Critique | Oxygène au Prospero

 L’illustre metteur en scène Christian Lapointe nous plonge dans l’univers d’un auteur russe avec le spectacle Oxygène, présenté au Théâtre Prospero jusqu’au 14 décembre. Créé sur scène pour la première fois en 2003 par Victor Ryjakov sous le nom de Kislorod, Oxygène donne lieu à un spectacle déstabilisant dont les thématiques demeurent nébuleuses…

Dès les premiers pas dans la salle de spectacle, on est légèrement déstabilisé : le cadre est le tableau familier d’une réception nuptiale extérieure. Sous un chapiteau blanc à fenêtres de plastique mou, les chaises sont disposées autour de tables rondes garnies de centres de tables d’où jaillissent des angelots blancs. La scène est un simple praticable surmonté de deux micros sur pied. Il y a même un bar accessible à l’entrée. À leur aise, les convives discutent jusqu’avec leurs voisins inconnus.

Par le côté entre Lui (Éric Robidoux) en veston et nœud papillon, qui semble nous déclamer un poème, mais qui entame en fait la narration de l’aventure des danseurs dans les poumons d’un gars, Sacha, un gars de la campagne tombé amoureux d’une belle fille de la ville, Sacha elle aussi.

Photo de courtoisie, par Matthew Fournier.

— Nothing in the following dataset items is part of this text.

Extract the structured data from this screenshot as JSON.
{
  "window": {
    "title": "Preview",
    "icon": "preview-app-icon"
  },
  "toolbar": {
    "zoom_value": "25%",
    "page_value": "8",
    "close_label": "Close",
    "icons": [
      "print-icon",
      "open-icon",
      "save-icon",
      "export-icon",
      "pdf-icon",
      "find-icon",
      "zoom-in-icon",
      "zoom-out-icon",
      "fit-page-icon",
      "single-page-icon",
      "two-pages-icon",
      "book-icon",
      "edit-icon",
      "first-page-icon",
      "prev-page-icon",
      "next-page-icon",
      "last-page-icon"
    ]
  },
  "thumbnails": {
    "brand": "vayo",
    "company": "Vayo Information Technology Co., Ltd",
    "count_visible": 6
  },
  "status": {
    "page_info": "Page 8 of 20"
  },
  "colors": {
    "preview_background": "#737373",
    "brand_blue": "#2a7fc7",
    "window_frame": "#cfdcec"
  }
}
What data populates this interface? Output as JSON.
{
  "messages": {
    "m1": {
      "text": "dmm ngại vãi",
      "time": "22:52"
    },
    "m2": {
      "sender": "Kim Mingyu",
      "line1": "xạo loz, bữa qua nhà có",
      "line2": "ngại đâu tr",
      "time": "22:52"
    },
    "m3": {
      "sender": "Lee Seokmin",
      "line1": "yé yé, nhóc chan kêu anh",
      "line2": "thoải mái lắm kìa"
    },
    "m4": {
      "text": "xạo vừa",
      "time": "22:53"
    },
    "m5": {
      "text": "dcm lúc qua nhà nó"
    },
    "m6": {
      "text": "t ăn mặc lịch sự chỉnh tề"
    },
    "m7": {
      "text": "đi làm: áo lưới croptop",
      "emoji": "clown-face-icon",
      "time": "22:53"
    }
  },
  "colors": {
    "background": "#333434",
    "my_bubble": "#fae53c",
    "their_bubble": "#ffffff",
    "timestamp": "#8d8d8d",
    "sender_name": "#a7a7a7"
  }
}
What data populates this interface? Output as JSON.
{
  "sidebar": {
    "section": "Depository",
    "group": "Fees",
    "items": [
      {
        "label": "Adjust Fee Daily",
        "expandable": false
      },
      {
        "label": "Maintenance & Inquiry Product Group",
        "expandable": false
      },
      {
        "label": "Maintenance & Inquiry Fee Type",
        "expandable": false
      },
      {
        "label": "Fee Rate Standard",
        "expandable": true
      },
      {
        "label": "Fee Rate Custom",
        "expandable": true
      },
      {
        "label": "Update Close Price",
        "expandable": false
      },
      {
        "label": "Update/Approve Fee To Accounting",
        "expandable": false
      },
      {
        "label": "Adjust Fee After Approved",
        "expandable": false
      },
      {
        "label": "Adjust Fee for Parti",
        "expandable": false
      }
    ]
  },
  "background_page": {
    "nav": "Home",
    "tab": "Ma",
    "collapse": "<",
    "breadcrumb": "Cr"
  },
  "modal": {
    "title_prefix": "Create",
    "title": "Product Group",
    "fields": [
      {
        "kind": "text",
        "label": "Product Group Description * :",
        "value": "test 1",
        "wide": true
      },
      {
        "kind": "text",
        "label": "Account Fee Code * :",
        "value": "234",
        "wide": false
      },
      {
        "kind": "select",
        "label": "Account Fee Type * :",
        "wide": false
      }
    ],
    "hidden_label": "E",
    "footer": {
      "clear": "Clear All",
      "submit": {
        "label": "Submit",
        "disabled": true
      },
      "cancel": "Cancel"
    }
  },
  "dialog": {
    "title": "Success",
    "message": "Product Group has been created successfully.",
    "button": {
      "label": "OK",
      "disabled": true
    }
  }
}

Photo de courtoisie, par Matthew Fournier.

Il répète comme un refrain cette histoire des danseurs de poumons, qui sont l’oxygène du gars, tout au long de son monologue sur ses amis Sacha et Sacha, mais lui-même bouge à peine, emprisonné par son micro. Il n’effectue qu’une étrange chorégraphie de mains et de bras, reprise et bonifiée durant l’acte, en chœur souvent avec Elle (Ève Pressault). Elle, c’est la mariée, en robe blanche comme il se doit.

 

Et pourquoi le mariage ?

On ne peut s’empêcher de se demander pourquoi, d’ailleurs, ce contexte de mariage ? Les deux personnages y font très peu référence, alors que le décor est complètement axé sur cet aspect.

Photo de courtoisie, par Matthew Fournier.

Photo de courtoisie, par Matthew Fournier.

Aussi, le fait que l’action se déroule en Russie est étrange : cela ne fait qu’augmenter la confusion, et les spectateurs auraient pu bénéficier du point de repère qu’eut été la transposition du texte au Québec (ce qui se serait fait plutôt aisément puisque nous connaissons également la dualité urbanité-ruralité dont il est question dans l’histoire de Sacha/Alexandre et de Sacha/Alexandra).

En fait, avant qu’une référence à la Russie soit faite, on prend pour acquis que l’action prend place quelque part au Québec, vu le langage familier employé par les acteurs et les thèmes tout à fait communs à notre culture qui étaient abordés par les deux interprètes.

Honnête et semé de sarcasme, le texte d’inspiration folklorique et biblique d’Ivan Viripaev est mis en scène par Christian Lapointe, qui par un univers coutumier, de nombreuses références à notre mode de vie contemporain et des bris judicieux de conventions théâtrales a su créer un lien étroit avec son public.

Au rythme serré des flots de paroles répétées sous forme de refrains, de musiques électro-pop un peu passées et sous l’éclairage varié et parfois brutal qui transportent rondement Oxygène, le texte en soi tend d’abord à se perdre. Toutefois, le rythme bien installé, l’effet général devient plutôt hypnotisant.

Mais quel est le sujet d’Oxygène ? C’est une question que l’on continue à se poser en sortant du Prospero. Ça parle certainement de sexe, ça essaie de parler d’amour et ça essaie de parler de politique et de tabous. Les thèmes plus sérieux sont abordés un peu de travers, c’est-à-dire trop vite et sans que l’on ait compris pourquoi ils ont été amenés…

La performance a été accueillie très chaleureusement par le public, qui a réclamé avec persistance un rappel de saluts – qui ne lui a étonnamment pas été accordé.

On en sort pourtant un peu confus mais pas nécessairement déçus : incertains du sens de ce texte mais ivre de stimulations visuelles et auditives.